My friend Dave Schilling was the one who told me about Palms news. He’s sort of my hookup for the sort of L.A. news and culture I like to know about. We started texting about the death of places both inexpensive and pricey alike, that at least felt like something was going on. I mentioned that to have a place like the Palms or 21 open up now, you’d need a team of publicists and connections to celebrities who could show up for a meal so the paparazzi could snap them going in. He mentioned that was why he liked the Eagle Rock bar Capri Club (which I wrote about a little a few months back): “It felt very natural from day one. The staff is great. The food is actually good. But it just happened through word of mouth.”
The last part is crucial. Word of mouth. Things don’t really happen that way anymore. Nothing has a chance to grow organically. If a place gets even the slightest patina going, it will usually be painted over to keep things looking fresh for the new guests that are necessary for a business to keep going. I have a few places that I’m ride or die for in New York that I think have been able to find the balance, almost all bars. Sharlene’s has always been a good example of this, probably because it’s centered in a part of town where so many writers and media people live. The other is Long Island Bar. I always expect to bump into somebody there and hear all kinds of good gossip, partially because it’s the perfect bar in terms of what they serve and it isn’t disgustingly expensive (at least to somebody who lives in NYC), but also because they’ve let it age gracefully. I’m also guessing that being a little off the beaten path probably helps its cause, especially because Elsa, another bar just a few blocks up Atlantic, has also done a good job of growing into what would constitute an “old favorite” in Brooklyn. That is, I think it has been around a little under a decade, but it looks and feels classic, and comfortable, and a lot of people I know still say we should meet there.
The Palm is on the other end of the spectrum. It was pricey and the gatekeeper thing was a big part of what made it the place it was. Same with 21, the Four Seasons, Elaine’s, or any of the other places where powerful people spent a lot of time sitting around eating lunch or dinner. They weren’t for everybody, and that’s what drew some people to them. But the fact that they existed and you don’t have really anything that replaced them is what’s so strange and sad to me.
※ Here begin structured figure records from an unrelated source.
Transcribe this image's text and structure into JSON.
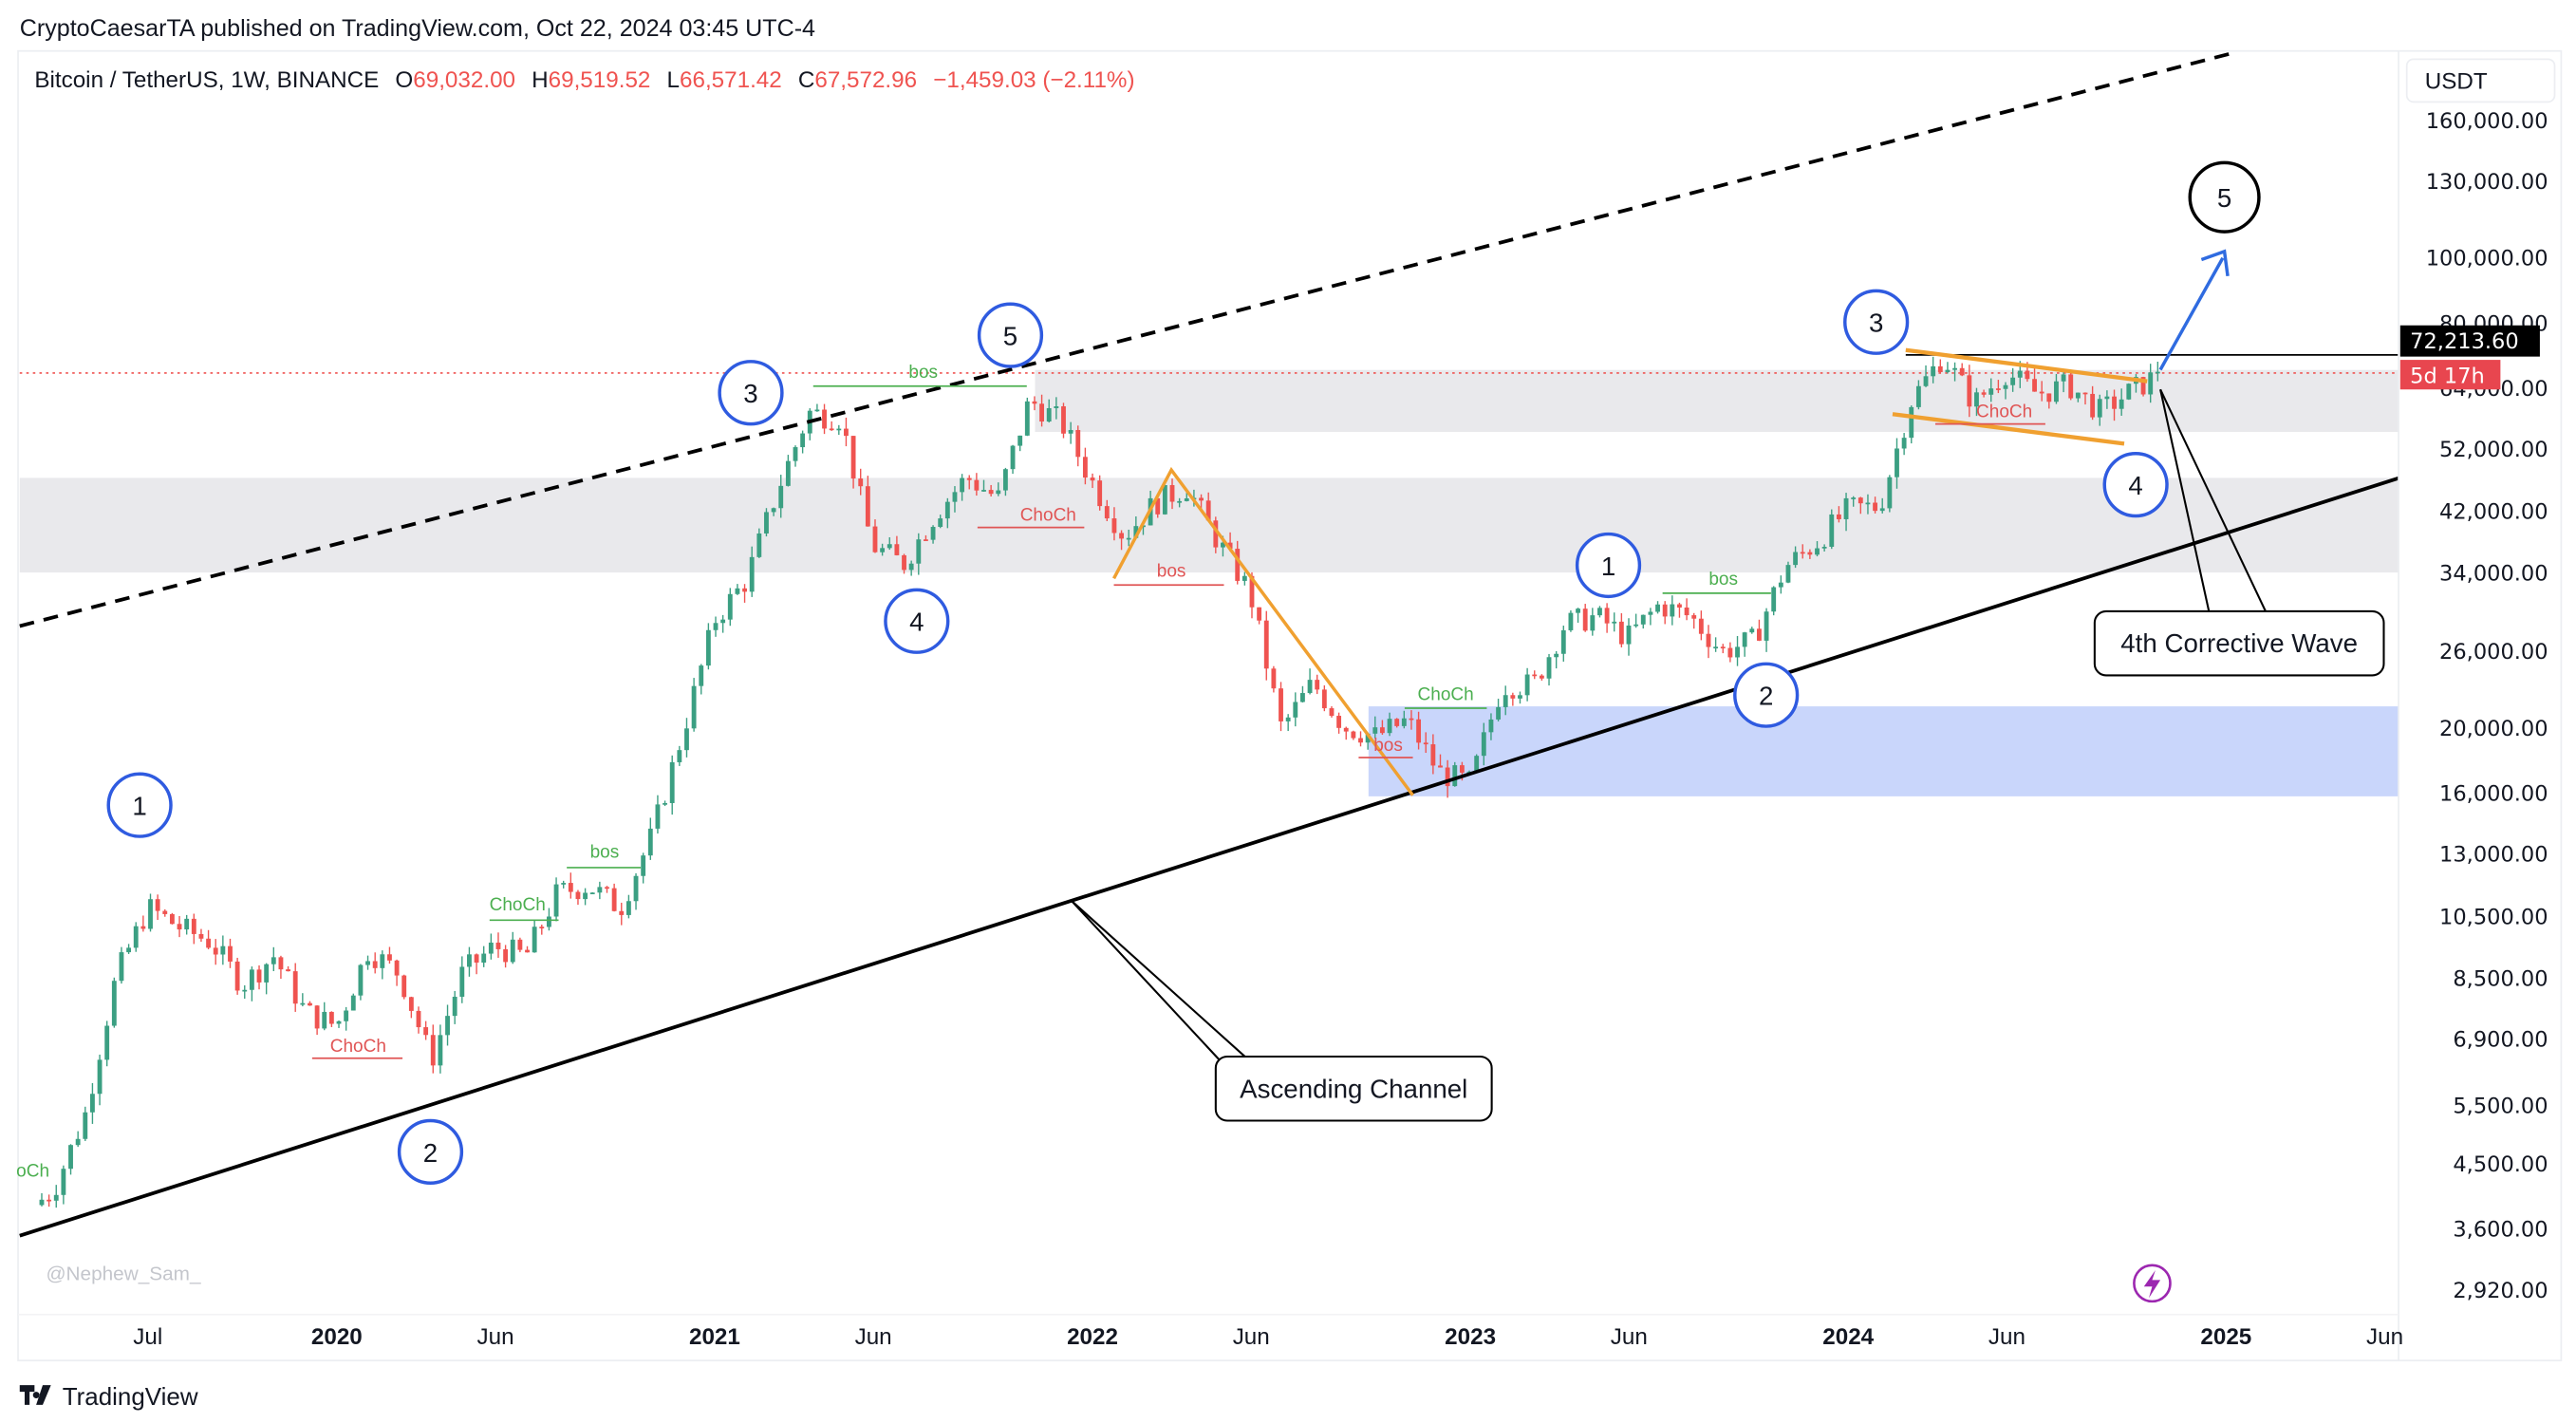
{
  "publisher_line": "CryptoCaesarTA published on TradingView.com, Oct 22, 2024 03:45 UTC-4",
  "legend": {
    "symbol": "Bitcoin / TetherUS, 1W, BINANCE",
    "o_label": "O",
    "o": "69,032.00",
    "h_label": "H",
    "h": "69,519.52",
    "l_label": "L",
    "l": "66,571.42",
    "c_label": "C",
    "c": "67,572.96",
    "change": "−1,459.03 (−2.11%)"
  },
  "currency_button": "USDT",
  "price_tag": "72,213.60",
  "countdown_tag": "5d 17h",
  "watermark": "@Nephew_Sam_",
  "logo_text": "TradingView",
  "colors": {
    "up": "#3b9f82",
    "down": "#ef5350",
    "wave_circle": "#2f5be0",
    "orange": "#f0a030",
    "demand_zone": "#c9d6fb",
    "grey_zone": "#e9e9ec"
  },
  "chart_data": {
    "type": "candlestick",
    "title": "",
    "scale": "log",
    "ylim": [
      2920,
      160000
    ],
    "y_ticks": [
      "160,000.00",
      "130,000.00",
      "100,000.00",
      "80,000.00",
      "64,000.00",
      "52,000.00",
      "42,000.00",
      "34,000.00",
      "26,000.00",
      "20,000.00",
      "16,000.00",
      "13,000.00",
      "10,500.00",
      "8,500.00",
      "6,900.00",
      "5,500.00",
      "4,500.00",
      "3,600.00",
      "2,920.00"
    ],
    "x_ticks": [
      {
        "label": "Jul",
        "bold": false
      },
      {
        "label": "2020",
        "bold": true
      },
      {
        "label": "Jun",
        "bold": false
      },
      {
        "label": "2021",
        "bold": true
      },
      {
        "label": "Jun",
        "bold": false
      },
      {
        "label": "2022",
        "bold": true
      },
      {
        "label": "Jun",
        "bold": false
      },
      {
        "label": "2023",
        "bold": true
      },
      {
        "label": "Jun",
        "bold": false
      },
      {
        "label": "2024",
        "bold": true
      },
      {
        "label": "Jun",
        "bold": false
      },
      {
        "label": "2025",
        "bold": true
      },
      {
        "label": "Jun",
        "bold": false
      }
    ],
    "monthly_closes_approx": {
      "start": "2019-03",
      "values": [
        4100,
        5300,
        8550,
        10800,
        10100,
        9600,
        8300,
        9150,
        7550,
        7200,
        9350,
        8600,
        6400,
        8650,
        9450,
        9140,
        11350,
        11650,
        10780,
        13800,
        19700,
        28900,
        33100,
        45100,
        58800,
        57700,
        37300,
        35000,
        41500,
        47100,
        43800,
        61300,
        57000,
        46200,
        38500,
        43200,
        45500,
        37700,
        31800,
        19900,
        23300,
        20050,
        19400,
        20500,
        17150,
        16550,
        23100,
        23150,
        28500,
        29250,
        27200,
        30450,
        29200,
        25950,
        26950,
        34650,
        37700,
        42300,
        42600,
        61200,
        71300,
        60700,
        67500,
        62700,
        64600,
        58970,
        63300,
        67570
      ]
    },
    "last_close": 67572.96,
    "horizontal_levels": [
      72213.6
    ],
    "annotations": {
      "wave_labels": [
        "1",
        "2",
        "3",
        "4",
        "5",
        "1",
        "2",
        "3",
        "4",
        "5"
      ],
      "structure_labels": [
        "bos",
        "ChoCh",
        "bos",
        "ChoCh",
        "bos",
        "ChoCh",
        "ChoCh",
        "bos",
        "bos",
        "ChoCh",
        "oCh"
      ],
      "callouts": [
        "Ascending Channel",
        "4th Corrective Wave"
      ]
    }
  }
}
My initial thought was most of the old guard places--Elaine’s, Four Seasons, Fred’s at Barney’s, et al--functioned as the urban equivalents to the country clubs of suburbia. As our culture has broadened, we may not really need those “club sandwich” sorts of places anymore. And that is probably to our credit, really!
"If a place gets even the slightest patina going, it will usually be painted over to keep things looking fresh for the new guests that are necessary for a business to keep going."
This. Another drawback of constant restaurant turnover is that nothing survives long enough to form elbow grooves at the bar, creases in the leather banquette or a bit or organic, well-meaning graffiti in the bathroom. Now it's all squeaky clean dining rooms more sanitized than an operating room, and just as brightly lit so the influencers can shoot reels.
So if this came out more bitter than I anticipated, it just really bums me out. My city, Boston, has some of the most beautiful and historic architecture in America, but good look eating in a restaurant that's been there longer than eight years.